På den østrigske politik-portal (www.politikportal.at) kan man læse følgende referat:

”Das Scheitern des Gipfels von Brüssel und die Tatsache, dass man sich nicht auf den Verfassungsentwurf habe einigen können, scheine zu signalisieren, dass unter den Bürgern Europas kein Gefühl der Zusammengehörigkeit bestehe, wie Habermas einleitend vorbrachte.
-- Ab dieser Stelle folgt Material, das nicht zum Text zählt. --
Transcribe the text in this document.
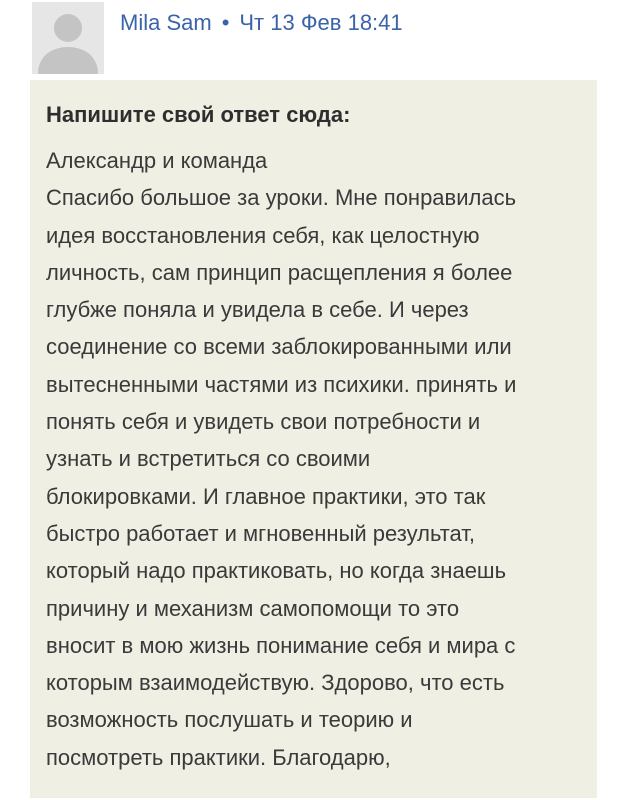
Mila Sam • Чт 13 Фев 18:41
Напишите свой ответ сюда:
Александр и команда
Спасибо большое за уроки. Мне понравилась
идея восстановления себя, как целостную
личность, сам принцип расщепления я более
глубже поняла и увидела в себе. И через
соединение со всеми заблокированными или
вытесненными частями из психики. принять и
понять себя и увидеть свои потребности и
узнать и встретиться со своими
блокировками. И главное практики, это так
быстро работает и мгновенный результат,
который надо практиковать, но когда знаешь
причину и механизм самопомощи то это
вносит в мою жизнь понимание себя и мира с
которым взаимодействую. Здорово, что есть
возможность послушать и теорию и
посмотреть практики. Благодарю,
Es stelle sich aber auch die Frage, ob eine europäische Identität für das Projekt Europäische Union überhaupt notwendig wäre. "Die Geschichte zeigt, dass der Integrationsprozess Europas über ungeklärte Probleme und Phasen des Stillstandes trotzdem immer weiter fortgeschritten ist", wie Habermas sagte. Die Systemintegration an sich könne, wie wissenschaftliche Theorien annehmen, ein gemeinsames europäisches Bewusstsein mit sich bringen. "Ich glaube, dass diese Überlegung inzwischen weitgehend erschöpft ist", stellte der deutsche Philosoph fest und führte drei Punkte an, die neue, grundlegende Probleme für die Integration Europas mit sich bringen werden.

"Die Osterweiterung stellt ein Komplexitätswachstum dar, das die Struktur der politischen Steuerung überfordert. Ohne eine Verfassung ist nicht einmal das bisherige Niveau an Integration in einer erweiterten EU gesichert", so Habermas. Auch die Aufgabe des Prinzips der Einstimmigkeit im Zuge der Erweiterung, würde zu einer Steigerung der Legitimationskosten führen. "Es muss ein entsprechendes Vertrauensverhältnis zwischen der überstimmten Minderheit und der Mehrheit aufgebaut werden", erläuterte Habermas.

Die Tatsache, dass bisher alle Länder zumindest mittelfristig von der europäischen Einigung profitiert haben, habe dazu geführt, dass alle mehr oder weniger der Einigung zustimmen konnten. "Diese Basis reicht aber nicht mehr aus, wenn es zu einer ungleichen Verteilung von Kosten und Nutzen kommt", mahnte Habermas ein, der weiters erklärte: "Die Verteilungskonflikte über die knappen Ressourcen des europäischen Haushaltes werden sich verschärfen."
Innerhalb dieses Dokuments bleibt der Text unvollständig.